Mr Mudashiru Bbaale, the speaker Kyesiiga Sub-county accused security officers and political leaders of fueling land wrangles in the area.
“Everywhere they go, they are not assisted. Residents are frustrated and we don’t know whom to run to now,” he said.
Kyesiiga Sub-county is part of Bukoto Central constituency represented in Parliament by Vice President Edward Ssekandi.
Efforts to get Mr Ssekandi’s comment were futile as he was reportedly out of the country.
Ray of hope
The Masaka Deputy Resident District Commissioner, Mr John Kaddu, advised residents to remain calm as they seek a solution to the problem.
“It’s unfortunate that the person claiming to be the owner of that land has declined to attend mediation meetings, but we are devising means of solving that problem,” Mr Kaddu said.
However, when contacted, Ms Nakalema said she owns the two square miles of land which was given to her by her late mother Meresiya Nakafeero . When the latter died, Nakalema said she started following up the land title in 2009 which she finally secured in 2010. She, however, said, she has no intention to evict residents, but want them to regularise their tenancy.
“They [residents] are making all sorts of allegations to win public sympathy, but all that will not help them.
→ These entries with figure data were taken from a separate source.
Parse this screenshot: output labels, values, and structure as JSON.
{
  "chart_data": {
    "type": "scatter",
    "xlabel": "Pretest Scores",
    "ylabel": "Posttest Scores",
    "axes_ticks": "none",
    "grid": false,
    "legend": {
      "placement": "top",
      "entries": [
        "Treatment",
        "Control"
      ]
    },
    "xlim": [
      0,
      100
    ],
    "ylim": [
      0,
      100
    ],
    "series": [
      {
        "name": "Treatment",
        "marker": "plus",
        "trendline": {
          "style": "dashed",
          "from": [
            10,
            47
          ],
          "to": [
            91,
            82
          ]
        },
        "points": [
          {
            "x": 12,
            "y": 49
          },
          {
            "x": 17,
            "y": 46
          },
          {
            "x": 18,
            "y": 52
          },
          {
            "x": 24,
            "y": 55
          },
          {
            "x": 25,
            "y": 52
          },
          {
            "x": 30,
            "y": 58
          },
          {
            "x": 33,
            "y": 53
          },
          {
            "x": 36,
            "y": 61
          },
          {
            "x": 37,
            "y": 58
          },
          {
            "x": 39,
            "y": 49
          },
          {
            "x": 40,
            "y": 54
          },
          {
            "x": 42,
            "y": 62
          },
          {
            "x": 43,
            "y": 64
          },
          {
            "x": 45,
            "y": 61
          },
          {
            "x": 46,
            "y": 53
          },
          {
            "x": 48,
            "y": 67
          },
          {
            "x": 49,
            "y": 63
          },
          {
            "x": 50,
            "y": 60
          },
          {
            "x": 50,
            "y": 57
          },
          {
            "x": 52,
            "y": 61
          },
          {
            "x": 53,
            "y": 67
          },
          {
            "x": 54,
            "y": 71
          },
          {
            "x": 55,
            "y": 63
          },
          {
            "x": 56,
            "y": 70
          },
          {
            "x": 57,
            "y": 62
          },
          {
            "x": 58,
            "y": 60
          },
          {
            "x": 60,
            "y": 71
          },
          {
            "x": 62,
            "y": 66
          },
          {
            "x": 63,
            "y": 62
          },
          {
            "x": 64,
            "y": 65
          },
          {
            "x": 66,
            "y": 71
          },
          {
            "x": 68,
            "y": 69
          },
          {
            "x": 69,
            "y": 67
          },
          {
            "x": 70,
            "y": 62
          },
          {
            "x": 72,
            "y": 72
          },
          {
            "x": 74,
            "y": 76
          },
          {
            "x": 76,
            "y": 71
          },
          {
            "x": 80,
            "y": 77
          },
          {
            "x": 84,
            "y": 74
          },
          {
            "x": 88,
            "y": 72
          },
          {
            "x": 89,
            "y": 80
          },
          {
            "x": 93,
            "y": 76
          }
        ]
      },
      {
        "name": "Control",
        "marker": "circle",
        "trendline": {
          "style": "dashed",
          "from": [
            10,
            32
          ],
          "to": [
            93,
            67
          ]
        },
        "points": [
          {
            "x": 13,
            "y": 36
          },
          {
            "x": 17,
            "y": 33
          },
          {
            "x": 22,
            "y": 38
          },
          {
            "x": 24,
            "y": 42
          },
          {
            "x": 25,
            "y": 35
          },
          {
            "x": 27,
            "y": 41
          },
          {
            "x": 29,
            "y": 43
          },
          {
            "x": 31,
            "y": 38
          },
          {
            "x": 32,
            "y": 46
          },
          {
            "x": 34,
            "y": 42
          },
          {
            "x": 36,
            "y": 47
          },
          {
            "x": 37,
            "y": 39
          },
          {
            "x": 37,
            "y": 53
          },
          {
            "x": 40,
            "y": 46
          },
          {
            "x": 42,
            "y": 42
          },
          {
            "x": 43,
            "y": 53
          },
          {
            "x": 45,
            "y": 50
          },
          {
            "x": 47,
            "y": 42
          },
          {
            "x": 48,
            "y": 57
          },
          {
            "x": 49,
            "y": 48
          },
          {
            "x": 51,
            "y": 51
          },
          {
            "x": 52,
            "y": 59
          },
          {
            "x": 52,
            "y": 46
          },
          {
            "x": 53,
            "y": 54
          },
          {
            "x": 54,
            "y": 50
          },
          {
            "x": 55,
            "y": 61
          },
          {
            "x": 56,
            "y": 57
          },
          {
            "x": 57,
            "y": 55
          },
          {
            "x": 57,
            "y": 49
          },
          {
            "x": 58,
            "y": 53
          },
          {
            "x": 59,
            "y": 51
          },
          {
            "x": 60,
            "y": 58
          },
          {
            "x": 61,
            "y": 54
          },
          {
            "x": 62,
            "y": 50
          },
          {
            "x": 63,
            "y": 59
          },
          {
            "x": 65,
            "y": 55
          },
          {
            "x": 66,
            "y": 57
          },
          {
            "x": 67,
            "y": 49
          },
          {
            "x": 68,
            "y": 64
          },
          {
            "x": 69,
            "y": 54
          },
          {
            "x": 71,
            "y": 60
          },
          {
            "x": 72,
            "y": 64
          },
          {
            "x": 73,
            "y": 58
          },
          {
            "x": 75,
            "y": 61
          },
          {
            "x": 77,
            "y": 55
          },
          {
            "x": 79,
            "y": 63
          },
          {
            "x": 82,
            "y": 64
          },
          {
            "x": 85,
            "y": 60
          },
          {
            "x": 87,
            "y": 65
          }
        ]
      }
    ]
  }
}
Let them accept that they are tenants and I am their landlord,” she said.
According to Ms Nakalema, she wanted to build a hospital for the community at Kikonda Village near the church, but her plan was frustrated by local leaders.
Land has become a sticky issue in many districts in central Uganda where wealthy people with land titles are evicting poor tenants from their ancestral land claiming that they are illegally settling on the land.
In the neigbouring Buwunga Sub-county, more than 360 residents of Kasozi Village were in January 2012 evicted from a two square mile piece of land after the landlord sold off the land to a businessman.
There was St Mary’s Kasozi Primary, whose estimated 700 pupils joined neigbouring schools.
Eight years ago, Parliament passed the Land Amendment Act 2010 which government said was to protect tenants from illegal evictions.
However, Buganda Kingdom strongly opposed the legislation, saying a new law was uncalled for since there were already existing laws which government has failed to enforce.